Una vez que la sentencia ya se ha hecho ejecutiva, antes de que le sea comunicada la fecha de la ejecución, el reo —supongamos que se llame Ernesto Troll, tapicero, uxoricida con veneno —es conducido, sin esposas, a la dirección de prisiones.

Aquí se le invita a sentarse en el despacho del director, en una cómoda butaca. Se le ofrecen cigarrillos, café, caramelos, después de lo cual los sirvientes desaparecen, dejando solos al director y al condenado.
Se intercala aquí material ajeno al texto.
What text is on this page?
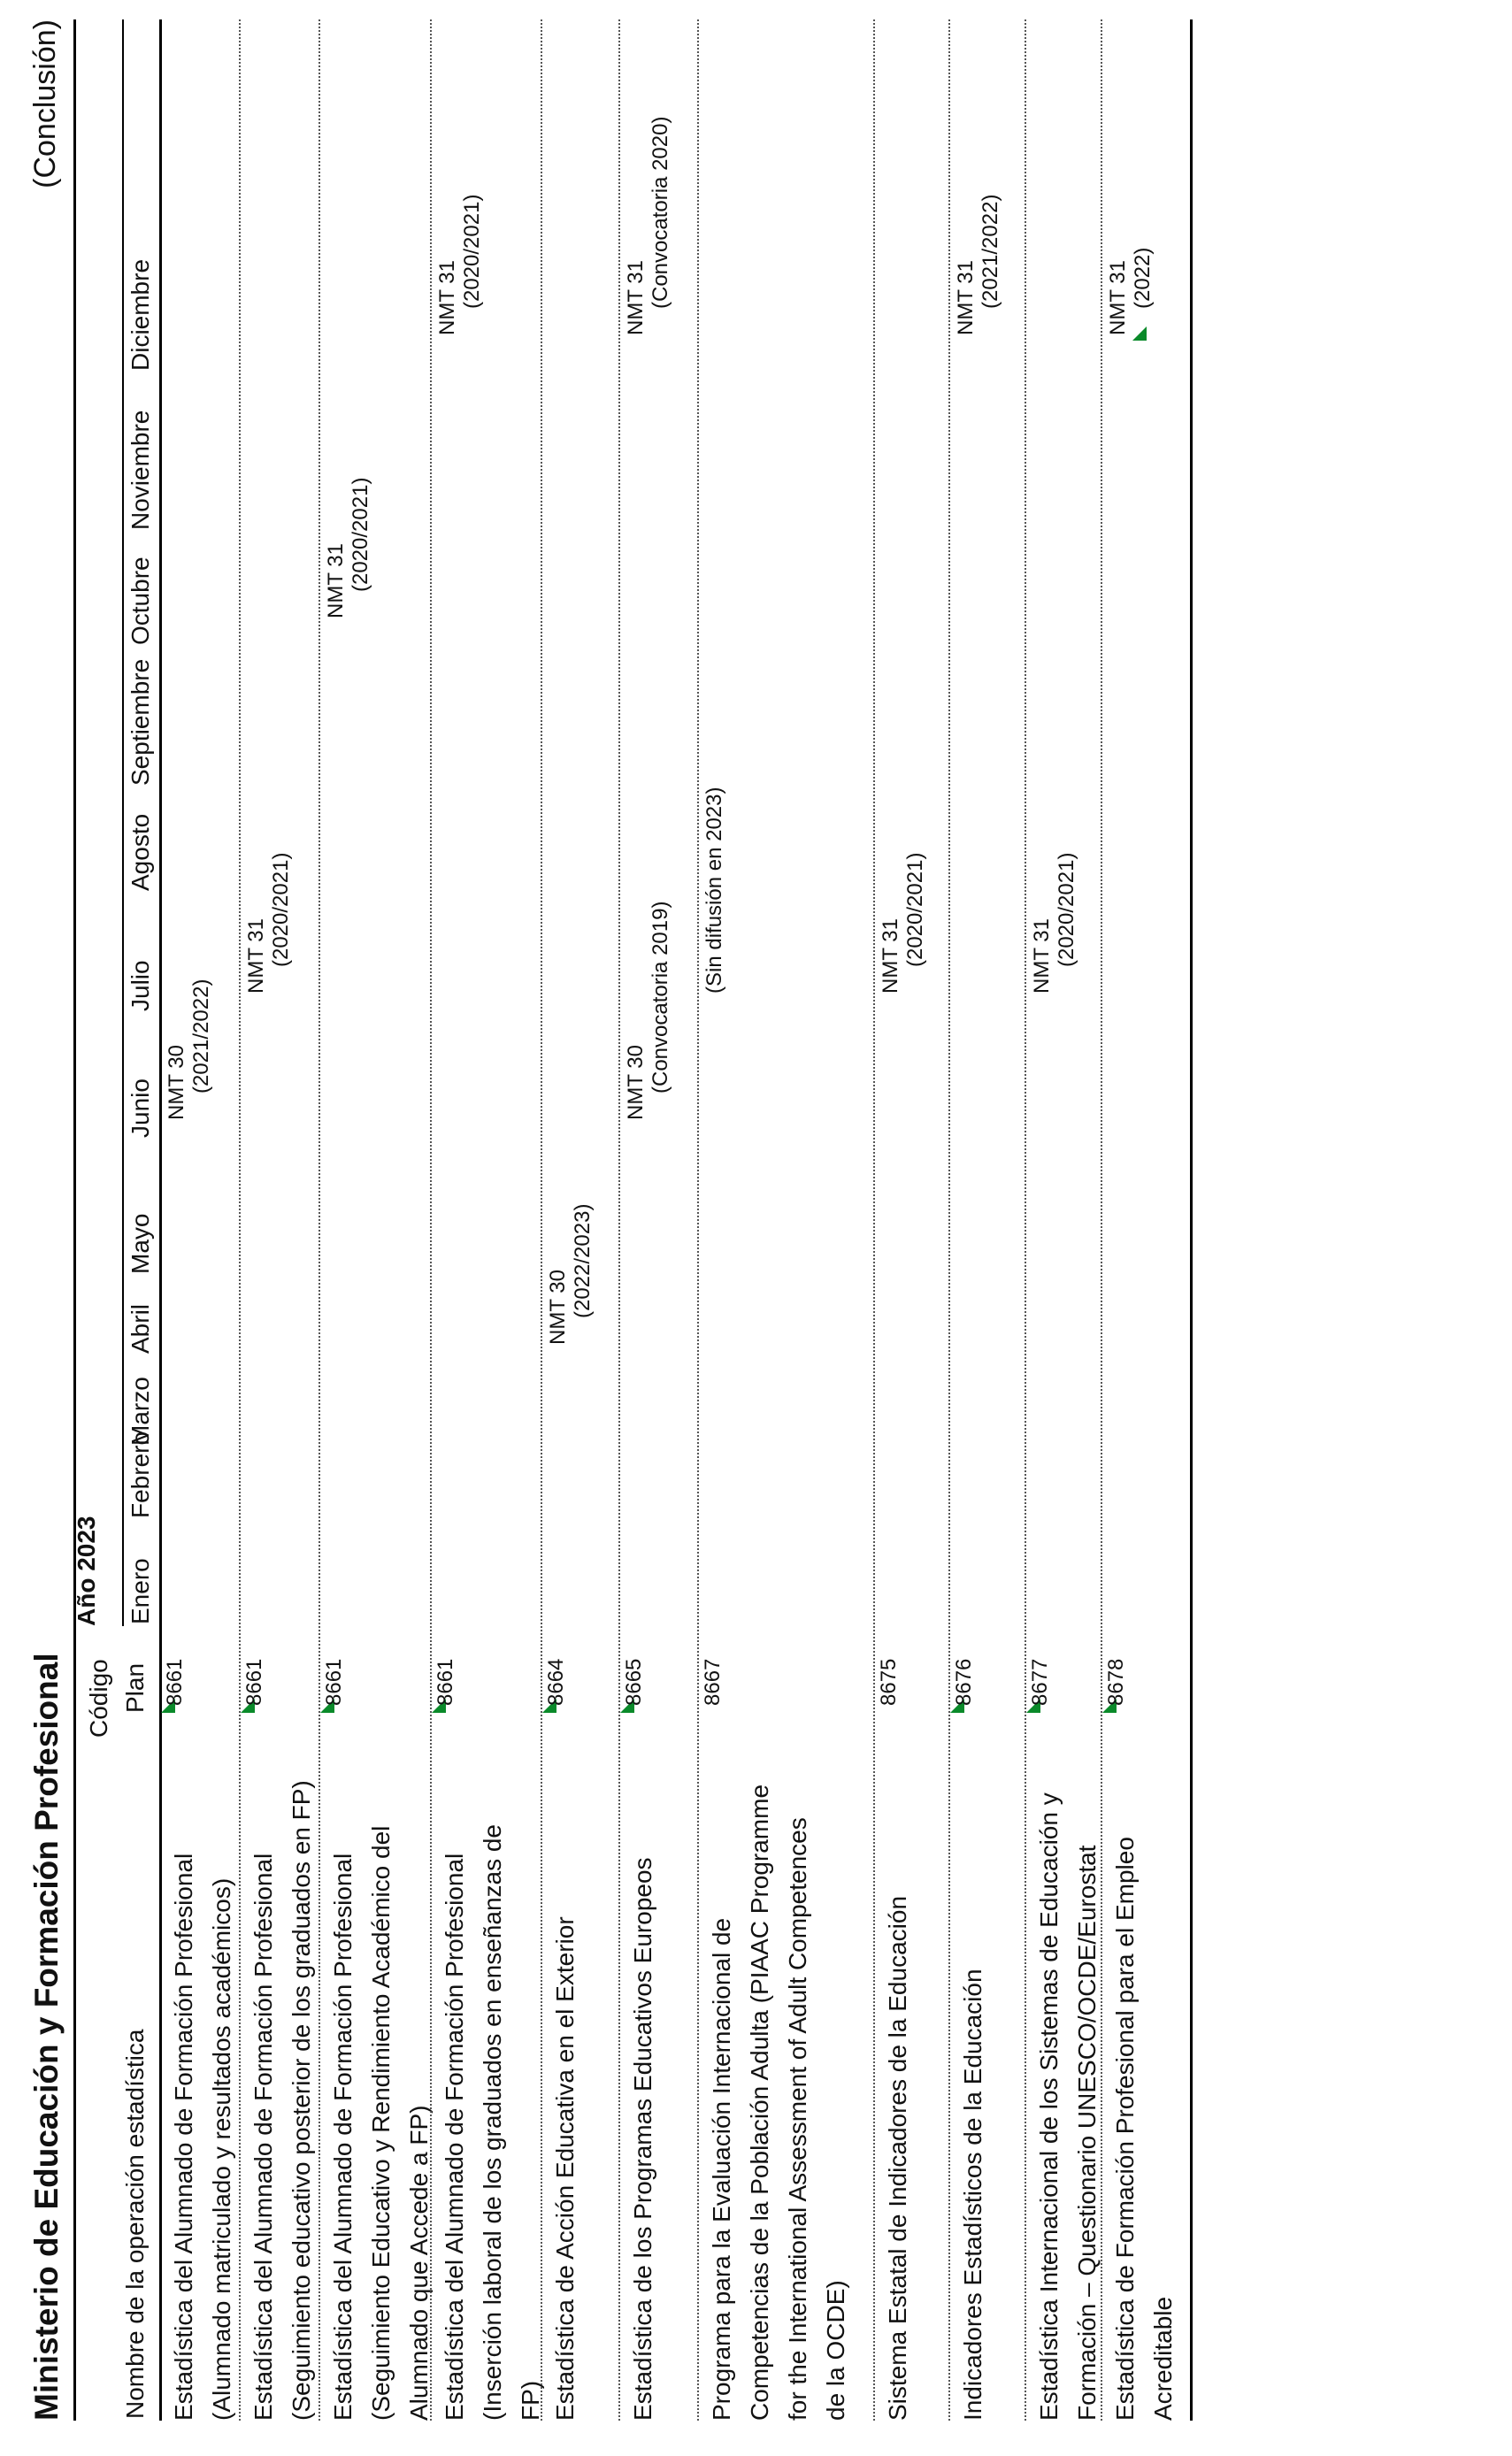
Ministerio de Educación y Formación Profesional
(Conclusión)
Nombre de la operación estadística
Código Plan
Año 2023 Enero
Febrero
Marzo
Abril
Mayo
Junio
Julio
Agosto
Septiembre
Octubre
Noviembre
Diciembre
Estadística del Alumnado de Formación Profesional (Alumnado matriculado y resultados académicos)
8661
NMT 30 (2021/2022)
Estadística del Alumnado de Formación Profesional (Seguimiento educativo posterior de los graduados en FP)
8661
NMT 31 (2020/2021)
Estadística del Alumnado de Formación Profesional (Seguimiento Educativo y Rendimiento Académico del Alumnado que Accede a FP)
8661
NMT 31 (2020/2021)
Estadística del Alumnado de Formación Profesional (Inserción laboral de los graduados en enseñanzas de FP)
8661
NMT 31 (2020/2021)
Estadística de Acción Educativa en el Exterior
8664
NMT 30 (2022/2023)
Estadística de los Programas Educativos Europeos
8665
NMT 30 (Convocatoria 2019)
NMT 31 (Convocatoria 2020)
Programa para la Evaluación Internacional de Competencias de la Población Adulta (PIAAC Programme for the International Assessment of Adult Competences de la OCDE)
8667
(Sin difusión en 2023)
Sistema Estatal de Indicadores de la Educación
8675
NMT 31 (2020/2021)
Indicadores Estadísticos de la Educación
8676
NMT 31 (2021/2022)
Estadística Internacional de los Sistemas de Educación y Formación – Questionario UNESCO/OCDE/Eurostat
8677
NMT 31 (2020/2021)
Estadística de Formación Profesional para el Empleo Acreditable
8678
NMT 31 (2022)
El director empieza a hablar:

—Bien, señor Troll, usted ha sido condenado a muerte. No obstante es mi deber tranquilizarle. Es decir, advertirle de que, en cierto sentido, se trata de una condena sobre todo teórica.

—¿Teórica?

—Sí, teórica. Porque la muerte en realidad no existe.

—¿Cómo que no existe?

—No existe, quiero decir, como pena, como castigo, como hecho trágico, motivo de miedo y de angustia. Sobre este tema, rigen en el mundo prejuicios insensatos. Dejemos aparte el sufrimiento físico que, al menos en su caso, está fuera de discusión, dada la perfección de nuestras instalaciones —y esboza una sonrisita diplomática—. Yo hablo del dolor moral, injustamente temido, como confío en llegar a demostrarle.

»Vayamos por pasos: ¿por qué el hombre tiene miedo a morir? La respuesta es de lo más sencilla. El hombre tiene miedo porque, después de muerto, ya no podrá vivir, es decir hacer, ver, escuchar, etc., todas las cosas que hacía mientras estaba con vida. Y eso le disgustaría sobremanera. Pero para poder experimentar dolor es necesario, conditio sine qua non, estar vivos. Por lo tanto quien está muerto ya no puede sufrir, como tampoco puede ser sujeto de arrepentimientos, nostalgias y aflicciones de ningún tipo. En pocas palabras, una vez producida la defunción, el hombre no puede quejarse de estar muerto. Moraleja: el aspecto negativo de la muerte, que generalmente infunde tanto pánico, es una estólida ilusión.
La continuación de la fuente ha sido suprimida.